A female wildcat caught on camera with her kittens.

Jean Delaunay

« Nous n’avons pas osé rêver » : l’espoir alors que des chatons sauvages écossais sont nés dans un parc national

Les chatons ont été filmés après qu’au moins deux chattes sauvages auraient accouché depuis leur libération.

Des chatons sauvages écossais sont nés dans le parc national des Cairngorms d’animaux élevés en captivité relâchés l’année dernière.

L’été dernier, 19 chats sauvages ont été relâchés par le partenariat Saving Wildcats, dirigé par la Royal Zoological Society of Scotland. Ces carnivores incroyablement insaisissables sont les seuls membres indigènes de la famille des félins encore présents à l’état sauvage en Grande-Bretagne.

Depuis leur libération, les chats sont suivis à l’aide de colliers radio GPS.

Au moins deux femelles ont donné naissance depuis, ce qui marque une étape importante dans les efforts du projet visant à restaurer l’espèce en Écosse.

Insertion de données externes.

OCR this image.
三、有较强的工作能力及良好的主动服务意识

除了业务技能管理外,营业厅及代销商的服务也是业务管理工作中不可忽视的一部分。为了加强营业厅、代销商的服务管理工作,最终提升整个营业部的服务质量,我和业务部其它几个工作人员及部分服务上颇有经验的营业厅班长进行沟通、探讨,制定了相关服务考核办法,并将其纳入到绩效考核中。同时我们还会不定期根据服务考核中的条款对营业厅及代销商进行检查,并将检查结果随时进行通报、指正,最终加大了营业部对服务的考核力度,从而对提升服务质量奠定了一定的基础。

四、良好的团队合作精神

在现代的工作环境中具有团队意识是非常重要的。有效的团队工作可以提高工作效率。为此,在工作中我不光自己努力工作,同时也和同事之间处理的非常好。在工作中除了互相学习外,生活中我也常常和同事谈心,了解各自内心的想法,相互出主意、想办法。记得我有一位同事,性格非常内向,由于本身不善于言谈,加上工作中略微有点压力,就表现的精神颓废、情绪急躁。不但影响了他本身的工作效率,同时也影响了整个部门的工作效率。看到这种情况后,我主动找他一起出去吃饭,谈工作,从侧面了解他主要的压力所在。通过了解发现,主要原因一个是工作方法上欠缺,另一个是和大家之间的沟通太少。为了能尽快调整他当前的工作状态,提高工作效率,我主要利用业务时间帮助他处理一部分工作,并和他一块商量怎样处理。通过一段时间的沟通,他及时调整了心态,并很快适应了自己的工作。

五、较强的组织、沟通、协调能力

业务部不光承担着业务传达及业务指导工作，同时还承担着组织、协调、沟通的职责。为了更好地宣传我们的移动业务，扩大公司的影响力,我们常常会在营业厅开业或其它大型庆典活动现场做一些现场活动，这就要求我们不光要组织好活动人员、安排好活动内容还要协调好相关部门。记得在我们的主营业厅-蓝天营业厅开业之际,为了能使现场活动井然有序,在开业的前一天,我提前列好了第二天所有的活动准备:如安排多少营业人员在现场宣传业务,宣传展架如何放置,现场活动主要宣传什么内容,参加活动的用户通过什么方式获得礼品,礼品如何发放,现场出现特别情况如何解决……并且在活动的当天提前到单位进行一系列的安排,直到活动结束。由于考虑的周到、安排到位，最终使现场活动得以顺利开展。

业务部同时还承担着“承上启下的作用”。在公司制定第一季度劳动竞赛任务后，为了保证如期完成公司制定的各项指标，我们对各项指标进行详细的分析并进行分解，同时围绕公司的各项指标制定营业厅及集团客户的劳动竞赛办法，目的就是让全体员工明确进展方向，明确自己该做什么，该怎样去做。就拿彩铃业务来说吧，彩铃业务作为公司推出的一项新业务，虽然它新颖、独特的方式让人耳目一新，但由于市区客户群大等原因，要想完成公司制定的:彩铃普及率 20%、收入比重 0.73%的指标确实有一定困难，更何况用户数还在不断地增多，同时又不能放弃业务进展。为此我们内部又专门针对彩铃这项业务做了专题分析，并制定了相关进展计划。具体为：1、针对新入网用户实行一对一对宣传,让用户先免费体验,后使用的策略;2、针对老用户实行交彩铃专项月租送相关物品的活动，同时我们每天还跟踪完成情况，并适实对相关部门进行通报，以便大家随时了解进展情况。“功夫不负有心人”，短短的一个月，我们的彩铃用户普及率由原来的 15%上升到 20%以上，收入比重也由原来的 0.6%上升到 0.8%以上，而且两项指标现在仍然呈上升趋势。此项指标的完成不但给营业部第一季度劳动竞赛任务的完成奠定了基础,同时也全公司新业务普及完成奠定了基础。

Il s’agit peut-être des premiers chats sauvages à naître hors de captivité en Écosse depuis plus de cinq ans.

« Nous avons suspecté que certaines femelles avaient donné naissance lorsque leurs mouvements et leur activité ont changé très soudainement, mais nous n’en étions pas sûrs jusqu’à ce que des images des chatons soient capturées par nos caméras », explique le Dr Keri Langridge, responsable de terrain de Saving Wildcats.

« Nous n’osions pas rêver que nous aurions des chatons sauvages au cours de la première année de sortie, et voir ces chatons en vidéo a été le moment le plus excitant du projet jusqu’à présent. »

L’équipe a pris grand soin de ne pas déranger la mère et les chatons lors de ce travail de surveillance qui est réalisé sous licence de l’organisme public NatureScot.

Une femelle chat sauvage filmée avant la naissance des chatons.
Une femelle chat sauvage filmée avant la naissance des chatons.

Ramener le chat sauvage écossais

La vie dans la nature pour ces tout nouveaux chats sauvages ne sera pas facile.

« Nous devons garder à l’esprit que la vie dans la nature est dure et qu’ils seront confrontés à de nombreux défis. Même si le taux de mortalité des chatons sauvages au cours de leur première année de vie peut être élevé, nous avons bon espoir pour l’avenir de ces chatons », déclare le Dr Helen Senn, responsable de Saving Wildcats.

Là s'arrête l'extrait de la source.